The couple met when she was just 17 and new to Hardin County. Her family was staying at the local motel and she was by the pool in a swimsuit.
He drove by in his '68 Nova with black stripes, engine humming, music blaring. He was 21, a local disc jockey and the drummer in a band. When telling the story, Bill Parker shakes his balding head to indicate that back then there were some pretty luscious curls there instead.
He was stunned when he hollered at her to come to the car and she said no.
"How could she possibly resist all that," said Bill Parker, laughing at the memory.
"I thought 'my Lord, what was that,'" said Mary Parker about her first reaction to him.
She told him he needed to talk to her father before she could speak to him, figuring that would be the end of it.

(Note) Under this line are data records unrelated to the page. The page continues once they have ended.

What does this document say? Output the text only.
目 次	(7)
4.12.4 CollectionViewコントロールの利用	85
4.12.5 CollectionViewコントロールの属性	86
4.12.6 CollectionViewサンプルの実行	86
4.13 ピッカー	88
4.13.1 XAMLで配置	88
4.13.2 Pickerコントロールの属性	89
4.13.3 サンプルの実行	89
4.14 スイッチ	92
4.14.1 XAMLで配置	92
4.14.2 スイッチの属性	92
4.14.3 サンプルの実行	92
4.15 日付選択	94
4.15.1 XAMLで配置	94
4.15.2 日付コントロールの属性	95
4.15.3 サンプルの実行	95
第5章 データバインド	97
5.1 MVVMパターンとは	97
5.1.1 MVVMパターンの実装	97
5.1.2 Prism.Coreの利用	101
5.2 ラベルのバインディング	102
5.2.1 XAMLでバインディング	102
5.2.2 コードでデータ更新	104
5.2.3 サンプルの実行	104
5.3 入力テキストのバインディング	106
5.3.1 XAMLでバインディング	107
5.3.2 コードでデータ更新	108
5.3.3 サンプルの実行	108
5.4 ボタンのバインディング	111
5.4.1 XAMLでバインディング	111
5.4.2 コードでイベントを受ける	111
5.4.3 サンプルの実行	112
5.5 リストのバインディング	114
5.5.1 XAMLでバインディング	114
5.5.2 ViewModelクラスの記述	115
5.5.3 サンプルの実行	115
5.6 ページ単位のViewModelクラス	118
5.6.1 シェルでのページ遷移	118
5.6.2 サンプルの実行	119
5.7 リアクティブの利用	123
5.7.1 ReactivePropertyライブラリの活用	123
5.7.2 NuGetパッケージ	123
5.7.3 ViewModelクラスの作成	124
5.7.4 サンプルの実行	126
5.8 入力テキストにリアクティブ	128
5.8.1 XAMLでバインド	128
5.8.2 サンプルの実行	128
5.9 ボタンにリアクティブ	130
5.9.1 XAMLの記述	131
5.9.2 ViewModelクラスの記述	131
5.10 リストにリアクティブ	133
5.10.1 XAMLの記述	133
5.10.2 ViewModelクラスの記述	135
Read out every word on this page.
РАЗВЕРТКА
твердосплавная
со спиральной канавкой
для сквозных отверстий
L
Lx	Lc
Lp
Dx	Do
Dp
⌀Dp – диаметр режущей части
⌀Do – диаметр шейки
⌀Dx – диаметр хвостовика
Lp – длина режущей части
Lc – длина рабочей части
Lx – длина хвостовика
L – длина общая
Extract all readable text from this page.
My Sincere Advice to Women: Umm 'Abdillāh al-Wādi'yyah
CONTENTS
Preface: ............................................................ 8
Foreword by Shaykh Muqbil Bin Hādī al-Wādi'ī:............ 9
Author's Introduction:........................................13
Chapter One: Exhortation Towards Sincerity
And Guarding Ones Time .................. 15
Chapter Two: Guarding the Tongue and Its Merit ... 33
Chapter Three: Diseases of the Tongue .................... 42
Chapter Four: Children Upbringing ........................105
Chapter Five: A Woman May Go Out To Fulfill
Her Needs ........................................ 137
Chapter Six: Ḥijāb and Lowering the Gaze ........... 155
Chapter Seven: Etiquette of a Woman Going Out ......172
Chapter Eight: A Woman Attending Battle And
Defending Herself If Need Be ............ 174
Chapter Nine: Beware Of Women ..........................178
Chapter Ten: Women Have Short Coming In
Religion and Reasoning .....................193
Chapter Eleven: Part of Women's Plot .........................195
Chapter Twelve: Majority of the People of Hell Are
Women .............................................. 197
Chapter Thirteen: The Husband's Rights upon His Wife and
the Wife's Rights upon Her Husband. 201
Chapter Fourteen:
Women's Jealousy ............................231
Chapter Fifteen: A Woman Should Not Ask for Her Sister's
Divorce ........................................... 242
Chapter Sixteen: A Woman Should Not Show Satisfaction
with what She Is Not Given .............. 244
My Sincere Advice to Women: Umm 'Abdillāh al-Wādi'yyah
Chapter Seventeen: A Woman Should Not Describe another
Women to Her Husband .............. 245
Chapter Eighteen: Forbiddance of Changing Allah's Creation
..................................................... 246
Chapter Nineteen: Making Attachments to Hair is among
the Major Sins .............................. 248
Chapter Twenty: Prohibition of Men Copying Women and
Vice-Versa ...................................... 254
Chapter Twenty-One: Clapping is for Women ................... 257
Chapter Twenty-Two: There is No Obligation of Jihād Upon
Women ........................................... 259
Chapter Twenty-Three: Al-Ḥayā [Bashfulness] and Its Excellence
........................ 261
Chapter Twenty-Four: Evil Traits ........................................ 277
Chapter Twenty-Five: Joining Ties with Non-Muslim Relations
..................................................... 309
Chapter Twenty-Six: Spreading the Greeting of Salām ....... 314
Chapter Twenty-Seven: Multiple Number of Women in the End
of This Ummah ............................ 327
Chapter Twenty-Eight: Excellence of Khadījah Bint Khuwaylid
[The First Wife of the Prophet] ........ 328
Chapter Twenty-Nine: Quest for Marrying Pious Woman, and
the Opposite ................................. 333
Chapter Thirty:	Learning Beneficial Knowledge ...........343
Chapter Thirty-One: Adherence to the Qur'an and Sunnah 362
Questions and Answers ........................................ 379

But he drove around the block and came back and they've been together ever since.
They have a shared passion for history and enjoy learning about the origin of bungalows and the era in which their house was built. They work together to find the right accessories, like a table near the door they found at an antique auction for $20 or the wrought iron fence in the front yard.
"My favorite thing is seeing it like it might have been in 1937," said Bill Parker.
This is not a renovation with an endless budget. They saved up some money before Bill Parker retired. She shops at Hobby Lobby for things to go on sale and watches online sales for historical salvage that might fit into the warm, comforting atmosphere she is in the midst of fine tuning.
Mostly, they both love their new neighborhood and have seen a resurgence of many of the 50 houses on the street, many in various stages of renovation.
"It's an old-fashion neighborhood," said Bill Parker.
The couple likes nothing better than sitting on the front porch and chatting with folks as they walk by with their dogs or take their babies for a stroll.
They enjoy playing cards with the neighbors. And they plan to take advantage of the free classes taught to senior citizens through the University of Kentucky. They like that they can easily walk places or drive to a variety of restaurants and entertainment nearby. They are kind of tickled by it all, actually.
"It's mid-America and it's wonderful," said Bill Parker.
They are still working on the house. There is woodwork to be finished. Chair rails to put up. Trim to be finished.
"There is a dim glow at the end of the tunnel" that is their project, Mary Parker said. They don't really have a schedule and they are the kind of folks who tend to like somewhere to tinker, especially Bill.
"If I can get it done a week before I die, that would be great," said Bill, with a smile.